SAN ANTONIO (KTSA News) -Eighteen-year-old Julia Patterson was diagnosed with epilepsy when she was in kindergarten. She eventually experienced more than 200 seizures a day.
“Each seizure lasted 15 to 30 seconds, so I missed out on a lot, as you can imagine,” said Patterson.
She tried medications, brain surgery, medical implants and a special diet for five years, but nothing worked.
“In February of 2018, I was first prescribed medical marijuana and within just two months I was completely seizure free and I’ve retained seizure control since then,” Patterson told KTSA News. “I graduated valedictorian of my high school class, I was accepted into A&M and the University honors program, and I got my driver’s license, something I never thought would be possible for me.”
Two years ago, following her personal success with medical cannabis, Patterson testified before the House Public Health Committee and Senate Health and Human Services Committee in support of expanding Texas’ Compassionate Use Program (CUP).

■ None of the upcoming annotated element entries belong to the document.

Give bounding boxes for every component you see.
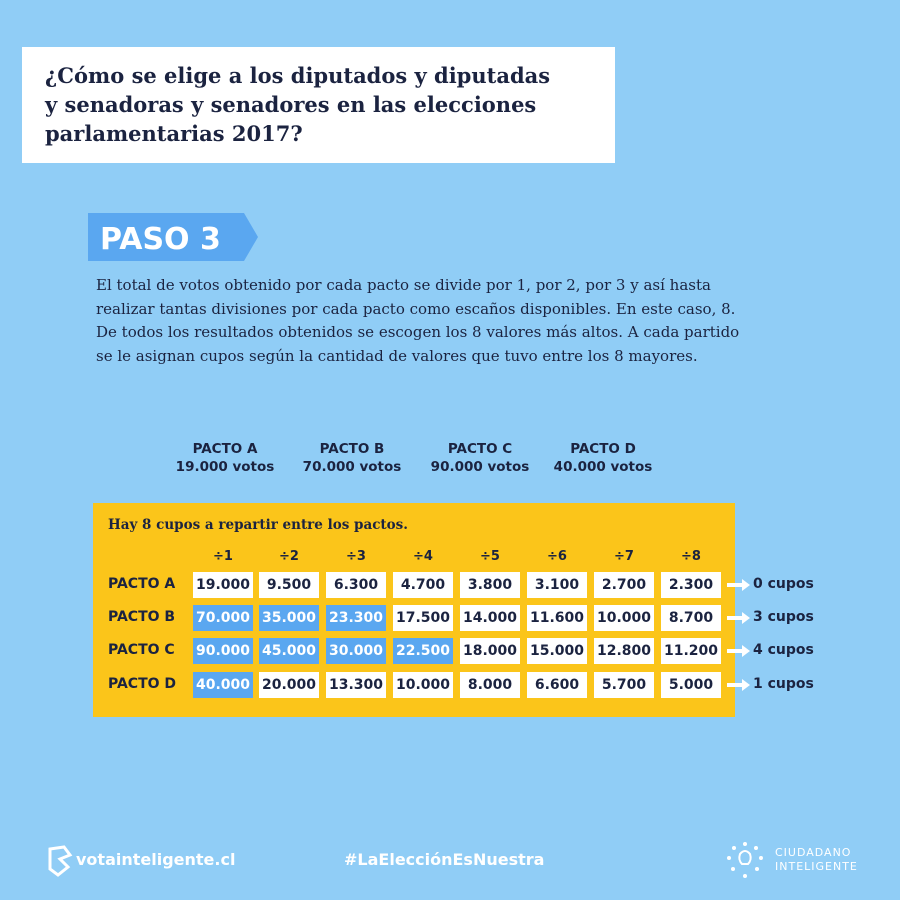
- title-line: ¿Cómo se elige a los diputados y diputad…: [45, 63, 551, 88]
- result-arrow: [727, 612, 750, 624]
- table-cell: 18.000: [460, 638, 520, 664]
- row-result: 1 cupos: [753, 676, 814, 692]
- title-line: y senadoras y senadores en las eleccione…: [45, 92, 537, 117]
- brand-logo: [727, 842, 763, 878]
- pact-name: PACTO B: [319, 441, 385, 457]
- step-tag-shape: [88, 213, 258, 261]
- step-text: El total de votos obtenido por cada pact…: [96, 274, 739, 368]
- table-cell: 11.200: [661, 638, 721, 664]
- table-cell: 8.700: [661, 605, 721, 631]
- result-arrow: [727, 679, 750, 691]
- column-header: ÷7: [614, 549, 634, 564]
- pact-votes: 40.000 votos: [553, 459, 653, 475]
- table-cell: 2.300: [661, 572, 721, 598]
- row-header: PACTO A: [108, 576, 176, 592]
- row-header: PACTO D: [108, 676, 177, 692]
- pact-name: PACTO A: [192, 441, 258, 457]
- table-cell: 11.600: [527, 605, 587, 631]
- table-cell: 2.700: [594, 572, 654, 598]
- title-line: parlamentarias 2017?: [45, 121, 303, 146]
- row-header: PACTO C: [108, 642, 175, 658]
- table-cell: 45.000: [259, 638, 319, 664]
- table-cell: 6.300: [326, 572, 386, 598]
- column-header: ÷5: [480, 549, 500, 564]
- table-cell: 19.000: [193, 572, 253, 598]
- table-caption: Hay 8 cupos a repartir entre los pactos.: [108, 517, 408, 533]
- table-cell: 8.000: [460, 672, 520, 698]
- table-cell: 15.000: [527, 638, 587, 664]
- step-tag: PASO 3: [88, 213, 258, 261]
- table-cell: 9.500: [259, 572, 319, 598]
- table-cell: 6.600: [527, 672, 587, 698]
- table-cell: 23.300: [326, 605, 386, 631]
- table-cell: 35.000: [259, 605, 319, 631]
- table-cell: 30.000: [326, 638, 386, 664]
- table-cell: 17.500: [393, 605, 453, 631]
- pact-name: PACTO D: [570, 441, 636, 457]
- table-cell: 13.300: [326, 672, 386, 698]
- table-cell: 10.000: [594, 605, 654, 631]
- hashtag: #LaElecciónEsNuestra: [344, 850, 545, 869]
- table-cell: 90.000: [193, 638, 253, 664]
- step-text-line: se le asignan cupos según la cantidad de…: [96, 346, 698, 365]
- column-header: ÷1: [213, 549, 233, 564]
- column-header: ÷8: [681, 549, 701, 564]
- pact-votes: 90.000 votos: [430, 459, 530, 475]
- table-cell: 20.000: [259, 672, 319, 698]
- step-label: PASO 3: [100, 222, 221, 257]
- row-header: PACTO B: [108, 609, 176, 625]
- table-cell: 10.000: [393, 672, 453, 698]
- column-header: ÷6: [547, 549, 567, 564]
- row-result: 0 cupos: [753, 576, 814, 592]
- result-arrow: [727, 579, 750, 591]
- column-header: ÷3: [346, 549, 366, 564]
- result-arrow: [727, 645, 750, 657]
- table-cell: 14.000: [460, 605, 520, 631]
- table-cell: 3.100: [527, 572, 587, 598]
- brand-name: INTELIGENTE: [775, 860, 858, 873]
- row-result: 4 cupos: [753, 642, 814, 658]
- table-cell: 12.800: [594, 638, 654, 664]
- table-cell: 5.700: [594, 672, 654, 698]
- table-cell: 40.000: [193, 672, 253, 698]
- row-result: 3 cupos: [753, 609, 814, 625]
- table-cell: 22.500: [393, 638, 453, 664]
- table-cell: 5.000: [661, 672, 721, 698]
- table-cell: 4.700: [393, 572, 453, 598]
- step-text-line: De todos los resultados obtenidos se esc…: [96, 323, 740, 341]
- title-box: ¿Cómo se elige a los diputados y diputad…: [22, 47, 615, 163]
- column-header: ÷2: [279, 549, 299, 564]
- pact-votes: 19.000 votos: [175, 459, 275, 475]
- step-text-line: realizar tantas divisiones por cada pact…: [96, 299, 736, 318]
- table-cell: 70.000: [193, 605, 253, 631]
- step-text-line: El total de votos obtenido por cada pact…: [96, 276, 711, 294]
- pact-votes: 70.000 votos: [302, 459, 402, 475]
- column-header: ÷4: [413, 549, 433, 564]
- site-logo: [48, 845, 73, 877]
- pact-name: PACTO C: [447, 441, 513, 457]
- table-cell: 3.800: [460, 572, 520, 598]
- brand-name: CIUDADANO: [775, 846, 852, 859]
- site-name: votainteligente.cl: [76, 850, 236, 869]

The Round Top resident was 16-years-old at the time and this year, she’s a registered lobbyist for the KK125 Ovarian Cancer Research Foundation. She’s advocating for insurance coverage of fertility preservation for young cancer patients and information sharing for the use of off-label medications.
Patterson says she’s not pushing for recreational use of marijuana.
“My focus is to help patients who are suffering with cancer, chronic pain, etc., to gain access to this life-changing medicine,” Patterson said. “I want others to have the same opportunity and the same hope for a normal life that I was afforded through medical marijuana.”